Nadia begins the short walk to her car and, to her surprise, Hélène retrieves her bags from the back seat of her Kia and follows. The ride is quiet. Nadia can smell the discreet scent of Hélène’s lavender perfume, and it reminds her of the day they made atayef together, when she and Joseph were just beginning to court.

“What have you gained?” Nadia asks. “I want to know what you have gained by doing what you have done.”

“Slashed tires, Tante, and handwritten threats delivered to my door.”

“My whole life, I did everything right. And this is my reward. What proof do you have anyway? A violence like that always carries signs. Like Mona. Ya haram. Covered in bruises. No one doubted her. Do you see what I mean, Hélène? It isn’t personal. It’s just that — why should anyone believe you? It’s he said, she said.”

“And when Mona came to you all, what did anyone tell her but to be patient and that her husband loved her and that he was stressed?”

“She hasn’t complained about him for years.”

“Why would she turn to the same people who told her to stick it out, to see how much pain she could take?”

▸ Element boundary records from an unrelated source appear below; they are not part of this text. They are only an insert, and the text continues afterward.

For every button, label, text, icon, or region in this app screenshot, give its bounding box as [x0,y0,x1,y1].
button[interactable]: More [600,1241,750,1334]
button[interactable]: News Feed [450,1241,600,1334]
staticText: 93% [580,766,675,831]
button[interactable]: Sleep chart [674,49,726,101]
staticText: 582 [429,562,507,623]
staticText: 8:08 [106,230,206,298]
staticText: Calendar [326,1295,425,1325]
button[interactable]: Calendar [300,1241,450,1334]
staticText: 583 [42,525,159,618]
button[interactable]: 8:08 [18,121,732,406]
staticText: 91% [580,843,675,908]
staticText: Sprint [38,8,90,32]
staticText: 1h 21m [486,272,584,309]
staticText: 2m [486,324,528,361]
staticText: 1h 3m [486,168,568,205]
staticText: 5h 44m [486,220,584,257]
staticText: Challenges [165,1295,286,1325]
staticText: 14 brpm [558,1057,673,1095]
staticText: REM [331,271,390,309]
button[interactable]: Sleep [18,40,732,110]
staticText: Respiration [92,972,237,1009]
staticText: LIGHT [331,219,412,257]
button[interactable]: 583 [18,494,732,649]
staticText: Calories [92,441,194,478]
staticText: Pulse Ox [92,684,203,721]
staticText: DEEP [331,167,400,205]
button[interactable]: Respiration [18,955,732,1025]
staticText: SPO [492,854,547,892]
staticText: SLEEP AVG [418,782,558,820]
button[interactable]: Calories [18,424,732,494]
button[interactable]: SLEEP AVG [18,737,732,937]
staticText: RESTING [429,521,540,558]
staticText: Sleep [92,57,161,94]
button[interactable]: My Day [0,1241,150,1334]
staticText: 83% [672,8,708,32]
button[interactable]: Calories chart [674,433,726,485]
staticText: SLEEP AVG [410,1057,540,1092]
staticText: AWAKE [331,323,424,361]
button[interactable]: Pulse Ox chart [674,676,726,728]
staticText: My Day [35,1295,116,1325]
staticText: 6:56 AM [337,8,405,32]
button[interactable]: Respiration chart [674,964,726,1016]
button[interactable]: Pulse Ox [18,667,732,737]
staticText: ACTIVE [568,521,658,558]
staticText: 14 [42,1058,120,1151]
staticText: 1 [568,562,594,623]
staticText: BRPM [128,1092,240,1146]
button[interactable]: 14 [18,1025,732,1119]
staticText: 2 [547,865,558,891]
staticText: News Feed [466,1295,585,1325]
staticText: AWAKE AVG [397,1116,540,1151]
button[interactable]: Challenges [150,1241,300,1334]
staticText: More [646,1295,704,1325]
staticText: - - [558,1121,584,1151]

“Joseph would never do what you said he did!” Nadia slaps the steering wheel with both hands. “Never!”

“I thought so too.”

“I raised him!”

“It isn’t your fault.”

“I gave my life to him.” She can feel her throat close in on her voice. “I gave him everything. I did everything right.” She pulls the car to the side of the road before they reach the university. “This is as far as I can take you, Hélène. Please get out.”

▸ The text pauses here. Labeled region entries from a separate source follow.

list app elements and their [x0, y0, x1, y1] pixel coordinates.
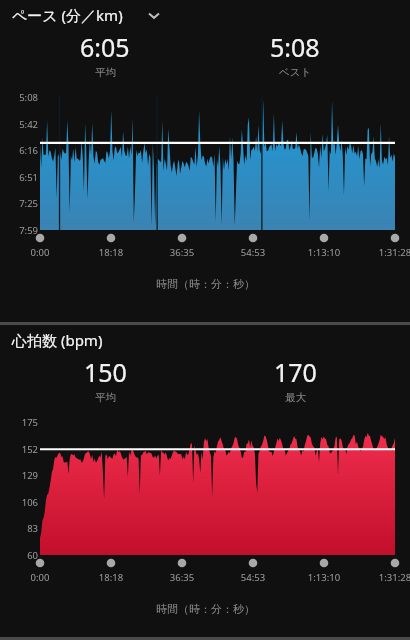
staticText: 最大 [285, 391, 306, 404]
staticText: 5:08 [270, 30, 320, 64]
button[interactable]: ペース (分／km) [0, 0, 410, 30]
staticText: 1:31:28 [373, 246, 410, 259]
button[interactable]: 5:08 [250, 30, 340, 79]
staticText: 54:53 [231, 571, 275, 584]
staticText: 7:59 [6, 224, 38, 237]
button[interactable]: 心拍数 (bpm) [0, 325, 410, 355]
staticText: 時間（時：分：秒） [156, 602, 255, 616]
staticText: 7:25 [6, 197, 38, 210]
staticText: 170 [274, 355, 317, 389]
staticText: 106 [6, 496, 38, 509]
staticText: 129 [6, 469, 38, 482]
other: Change metric [144, 5, 164, 25]
staticText: 18:18 [89, 571, 133, 584]
staticText: 0:00 [18, 246, 62, 259]
staticText: 60 [6, 549, 38, 562]
staticText: 5:08 [6, 91, 38, 104]
staticText: 54:53 [231, 246, 275, 259]
staticText: 時間（時：分：秒） [156, 277, 255, 291]
staticText: 6:05 [80, 30, 130, 64]
staticText: 6:16 [6, 144, 38, 157]
staticText: 5:42 [6, 118, 38, 131]
button[interactable]: 6:05 [60, 30, 150, 79]
staticText: 0:00 [18, 571, 62, 584]
staticText: 心拍数 (bpm) [12, 330, 103, 350]
staticText: ベスト [279, 66, 312, 79]
staticText: 175 [6, 416, 38, 429]
staticText: 1:13:10 [302, 246, 346, 259]
staticText: 1:31:28 [373, 571, 410, 584]
staticText: 平均 [95, 66, 116, 79]
staticText: 36:35 [160, 246, 204, 259]
staticText: 平均 [95, 391, 116, 404]
staticText: 83 [6, 522, 38, 535]
button[interactable]: 150 [60, 355, 150, 404]
staticText: 36:35 [160, 571, 204, 584]
staticText: ペース (分／km) [12, 5, 123, 25]
staticText: 18:18 [89, 246, 133, 259]
staticText: 1:13:10 [302, 571, 346, 584]
staticText: 150 [84, 355, 127, 389]
staticText: 152 [6, 443, 38, 456]
staticText: 6:51 [6, 171, 38, 184]
button[interactable]: 170 [250, 355, 340, 404]
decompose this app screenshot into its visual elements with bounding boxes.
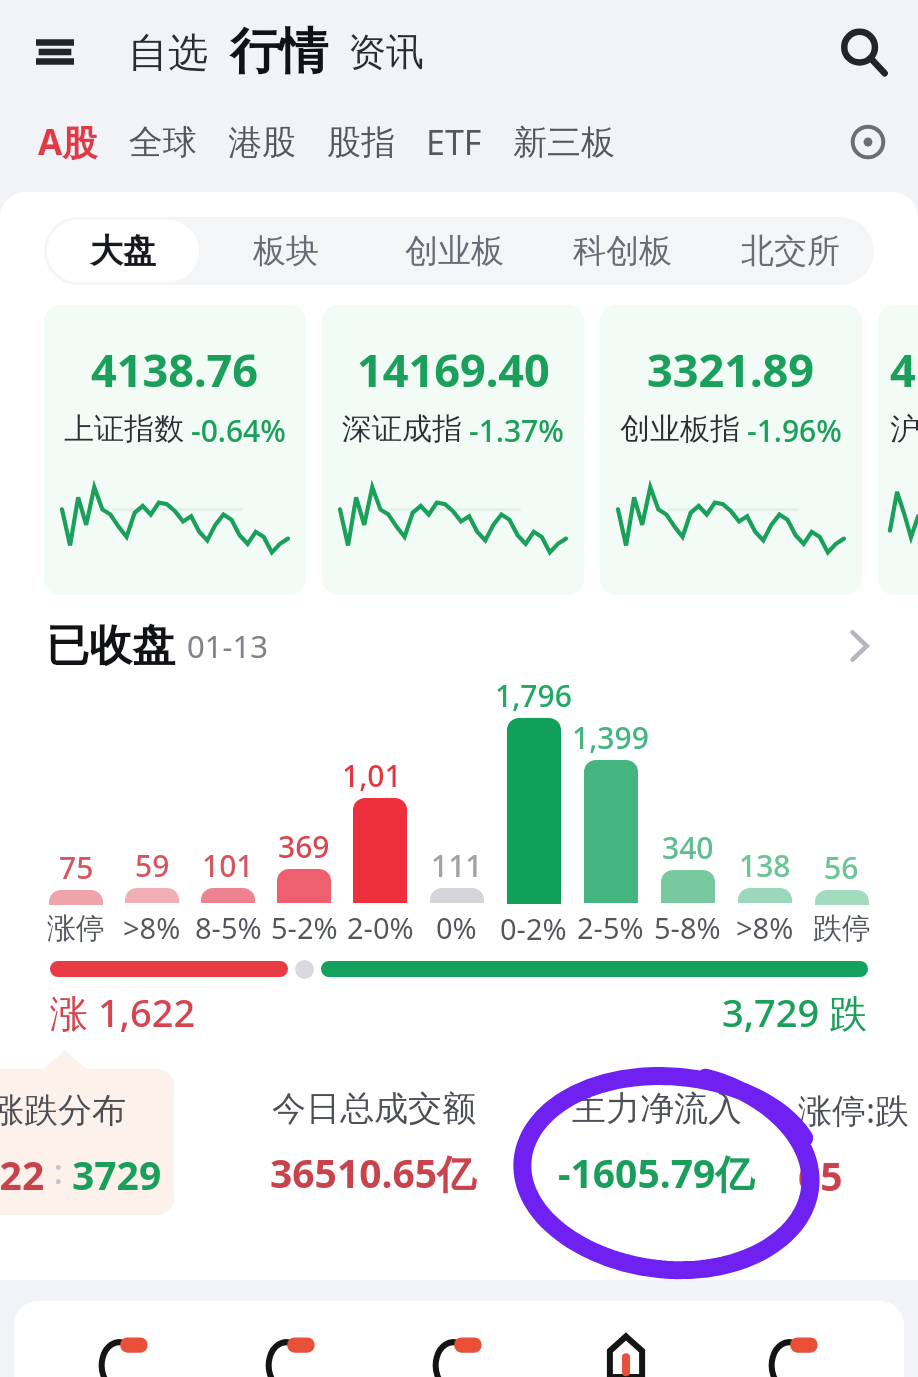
staticText: 今日总成交额 [272,1087,476,1130]
button[interactable]: 14169.40 [322,305,584,595]
staticText: 340 [662,827,714,868]
staticText: >8% [736,908,794,947]
staticText: 跌停 [813,910,871,947]
staticText: 369 [278,826,330,867]
staticText: 板块 [253,230,319,272]
button[interactable]: Search [830,20,894,84]
button[interactable]: 股指 [327,121,395,164]
staticText: 创业板 [405,230,504,272]
button[interactable]: 行情 [230,21,328,83]
staticText: 138 [739,845,791,886]
button[interactable]: 新三板 [513,121,615,164]
staticText: 5-8% [654,908,721,947]
button[interactable]: 全球 [129,121,197,164]
button[interactable]: 创业板 [373,220,535,282]
staticText: 3321.89 [647,339,815,400]
staticText: -0.64% [191,410,286,451]
button[interactable]: 北交所 [709,220,871,282]
button[interactable]: VIP [710,1319,878,1377]
button[interactable]: 涨停:跌 [798,1047,918,1215]
staticText: -1.37% [469,410,564,451]
staticText: 3729 [72,1148,162,1201]
button[interactable]: 4138.76 [44,305,306,595]
button[interactable]: Hot ranking [374,1319,542,1377]
staticText: 涨停 [47,910,105,947]
staticText: 大盘 [90,230,156,272]
staticText: 101 [202,845,254,886]
button[interactable]: Music [207,1319,374,1377]
button[interactable]: 今日总成交额 [232,1047,515,1215]
staticText: 科创板 [573,230,672,272]
button[interactable]: 3321.89 [600,305,862,595]
staticText: 59 [135,845,170,886]
button[interactable]: 资讯 [348,28,424,76]
staticText: -1.96% [747,410,842,451]
staticText: -1605.79亿 [558,1146,755,1199]
staticText: 111 [431,845,483,886]
button[interactable]: A股 [38,118,98,166]
staticText: 1,796 [495,675,572,716]
staticText: 4 [890,339,916,400]
staticText: 深证成指 [342,410,462,448]
button[interactable]: 港股 [228,121,296,164]
staticText: 3,729 跌 [722,986,868,1038]
staticText: 8-5% [195,908,262,947]
staticText: 14169.40 [357,339,550,400]
staticText: 涨跌分布 [0,1089,126,1132]
staticText: 0-2% [500,909,567,947]
button[interactable]: 已收盘 [46,617,872,675]
staticText: 涨 1,622 [50,986,196,1038]
staticText: 65 [798,1149,843,1202]
staticText: 已收盘 [46,619,175,673]
button[interactable]: 自选 [128,27,208,77]
staticText: 36510.65亿 [270,1146,477,1199]
button[interactable]: ETF [426,119,482,165]
button[interactable]: 大盘 [47,220,199,282]
staticText: 创业板指 [620,410,740,448]
staticText: 1,018 [342,755,418,796]
staticText: 75 [59,847,94,888]
staticText: 北交所 [741,230,840,272]
staticText: 2-5% [577,908,644,947]
staticText: 2-0% [347,908,414,947]
staticText: 01-13 [187,625,268,667]
staticText: 1622 [0,1148,45,1201]
button[interactable]: Home [542,1319,710,1377]
button[interactable]: 板块 [205,220,367,282]
button[interactable]: 主力净流入 [515,1047,798,1215]
button[interactable]: Menu [26,23,84,81]
button[interactable]: 科创板 [541,220,703,282]
staticText: 0% [436,908,477,947]
staticText: 1,399 [572,717,649,758]
staticText: 5-2% [271,908,338,947]
button[interactable]: 4 [878,305,918,595]
staticText: >8% [123,908,181,947]
staticText: 主力净流入 [572,1087,742,1130]
button[interactable]: Calendar [40,1319,207,1377]
button[interactable]: 涨跌分布 [0,1069,174,1215]
button[interactable]: Settings [840,114,896,170]
staticText: 沪 [890,410,918,448]
staticText: 涨停:跌 [798,1087,910,1133]
staticText: 4138.76 [91,339,259,400]
staticText: : [45,1148,72,1194]
staticText: 上证指数 [64,410,184,448]
staticText: 56 [824,847,859,888]
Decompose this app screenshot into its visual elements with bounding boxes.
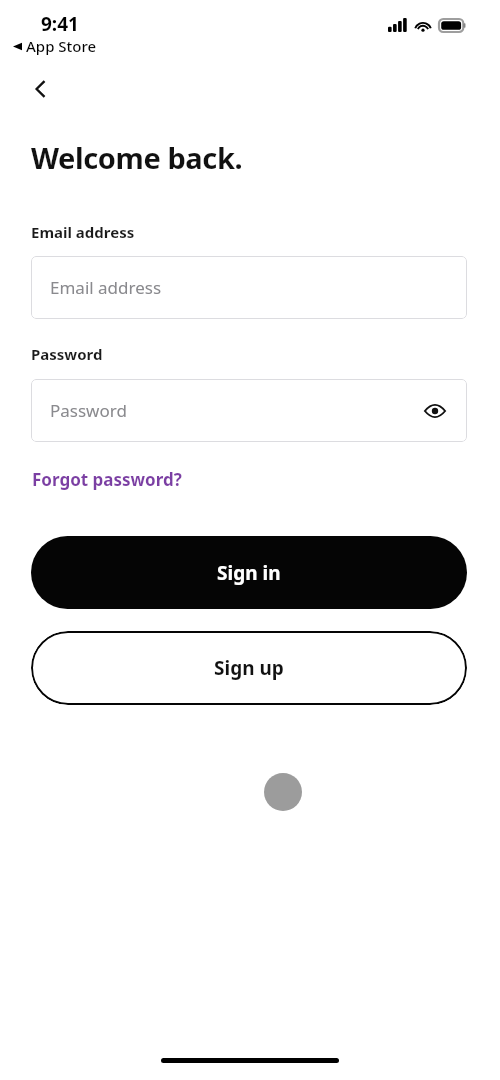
staticText: Password [50,399,127,422]
button[interactable]: Avatar [264,773,302,811]
staticText: Sign in [217,560,281,586]
button[interactable]: Email address [31,256,467,319]
staticText: App Store [26,36,97,56]
button[interactable]: Forgot password? [31,466,183,493]
staticText: Sign up [214,655,284,681]
button[interactable]: App Store [13,36,97,56]
button[interactable]: Back [20,68,62,110]
staticText: Forgot password? [32,468,182,491]
button[interactable]: Sign up [31,631,467,705]
staticText: Email address [31,222,135,242]
button[interactable]: Sign in [31,536,467,609]
staticText: Welcome back. [31,138,243,177]
button[interactable]: Show password [421,397,449,425]
staticText: Password [31,344,103,364]
staticText: Email address [50,276,162,299]
staticText: 9:41 [41,11,79,37]
button[interactable]: Password [31,379,467,442]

Hélène gathers her things. After stepping out, but before turning to leave, she bends down to window level and says: “My mother always says the same thing, that she did everything right. But for someone who does everything right, she is so deeply unhappy because she doesn’t understand that there are people you’ll never satisfy, no matter how good a beating you can take and stay quiet. I’m sorry this happened, Tante Nadia. I loved the way you would sing while you cooked.”

 


 

At home that night, as Nadia cores zucchini, she hums through her tears. Marcel watches the news, so she cannot sing at full volume, as much as she would like to test her voice. She would sing for Joseph, when she was pregnant with him, just to feel him move, to know she hadn’t lost him like the ones that came before.

She leans over the counter, the pile of vegetables to her left, the paring knife in the grip of her right hand. She throws it into the sink and pulls at the strings of her apron, tearing it off herself and knocking an empty glass pitcher to the floor, where it shatters. She sinks to her knees.

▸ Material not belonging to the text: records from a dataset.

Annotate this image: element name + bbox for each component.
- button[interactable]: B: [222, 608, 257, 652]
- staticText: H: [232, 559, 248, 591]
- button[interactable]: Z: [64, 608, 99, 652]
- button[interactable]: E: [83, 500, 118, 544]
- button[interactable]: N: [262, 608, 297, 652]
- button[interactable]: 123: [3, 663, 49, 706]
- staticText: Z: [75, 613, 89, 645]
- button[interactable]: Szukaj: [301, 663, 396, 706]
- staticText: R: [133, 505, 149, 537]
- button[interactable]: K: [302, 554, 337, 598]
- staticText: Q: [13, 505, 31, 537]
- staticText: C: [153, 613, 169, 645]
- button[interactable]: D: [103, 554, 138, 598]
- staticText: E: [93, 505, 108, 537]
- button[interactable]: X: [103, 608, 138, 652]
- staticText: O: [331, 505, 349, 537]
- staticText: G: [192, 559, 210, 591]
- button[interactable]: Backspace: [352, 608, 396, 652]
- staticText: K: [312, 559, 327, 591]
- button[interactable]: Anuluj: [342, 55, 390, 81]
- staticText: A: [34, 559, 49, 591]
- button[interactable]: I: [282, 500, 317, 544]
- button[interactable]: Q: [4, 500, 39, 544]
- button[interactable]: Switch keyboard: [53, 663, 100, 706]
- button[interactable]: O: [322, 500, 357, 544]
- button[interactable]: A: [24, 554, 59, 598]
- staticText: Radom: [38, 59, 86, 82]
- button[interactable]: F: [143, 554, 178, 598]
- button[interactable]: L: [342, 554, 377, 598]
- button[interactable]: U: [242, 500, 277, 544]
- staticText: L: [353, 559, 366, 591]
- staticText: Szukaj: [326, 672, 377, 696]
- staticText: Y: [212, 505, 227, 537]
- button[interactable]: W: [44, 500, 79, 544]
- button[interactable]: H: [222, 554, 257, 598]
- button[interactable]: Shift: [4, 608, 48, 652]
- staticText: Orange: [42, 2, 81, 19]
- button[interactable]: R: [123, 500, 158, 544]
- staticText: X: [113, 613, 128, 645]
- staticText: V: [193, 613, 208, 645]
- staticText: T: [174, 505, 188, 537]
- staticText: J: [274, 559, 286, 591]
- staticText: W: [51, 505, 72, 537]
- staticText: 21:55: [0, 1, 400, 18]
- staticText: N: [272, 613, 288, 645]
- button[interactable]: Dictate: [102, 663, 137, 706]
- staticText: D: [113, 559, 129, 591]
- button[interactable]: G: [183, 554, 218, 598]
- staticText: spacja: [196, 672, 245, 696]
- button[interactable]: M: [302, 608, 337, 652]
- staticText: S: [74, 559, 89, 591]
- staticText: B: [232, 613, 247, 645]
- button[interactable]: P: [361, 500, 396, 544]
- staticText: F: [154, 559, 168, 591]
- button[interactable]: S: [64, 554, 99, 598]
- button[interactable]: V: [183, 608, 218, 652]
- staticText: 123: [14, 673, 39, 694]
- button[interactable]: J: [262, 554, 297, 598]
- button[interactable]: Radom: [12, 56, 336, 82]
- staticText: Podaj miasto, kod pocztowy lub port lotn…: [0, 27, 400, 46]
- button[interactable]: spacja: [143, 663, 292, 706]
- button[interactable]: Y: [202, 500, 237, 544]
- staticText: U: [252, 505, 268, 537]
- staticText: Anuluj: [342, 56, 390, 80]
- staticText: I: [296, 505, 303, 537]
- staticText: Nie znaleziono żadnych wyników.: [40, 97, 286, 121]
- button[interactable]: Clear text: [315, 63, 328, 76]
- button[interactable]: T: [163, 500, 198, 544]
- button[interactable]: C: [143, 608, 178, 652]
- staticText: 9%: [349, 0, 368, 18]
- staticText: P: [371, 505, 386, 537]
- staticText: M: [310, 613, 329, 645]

“What is going on in here?” Marcel asks, having rushed in. Squatting, he takes her hands in his. “Are you all right?”

“Do you remember when we were younger, much younger, just before he was born, and you wanted to and I didn’t, I was too far along, I was worried for the baby—”

“What are you talking about? Come, stand up, or I’ll be picking glass out of your knees for days to come.”

He holds her up by her forearms, but she shakes herself free.

“Do you remember that night?”

He shakes his head and sighs. “No, Nadia. What’s making you think about one night decades ago?” He retrieves a broom and dustpan wedged between the fridge and the counter and begins to sweep up the glass.

Nadia covers her face with her hands and weeps. Marcel leans the broom against one of the kitchen chairs to hold her and rub her back, and she rests her chin on his shoulder. Beyond him, in the window of the living room, she can see a dozen pairs of eyes watching her. She collects herself, wipes her face with a corner of her apron, picks up the paring knife, and resumes hollowing out the zucchini.

“How many times I could have blabbed about things but didn’t, just to keep the peace!” she says. “How hard is it just to shut up? How hard can it be? People talk, but they’re not there to pick up the pieces. They’re not there. Where is she now?”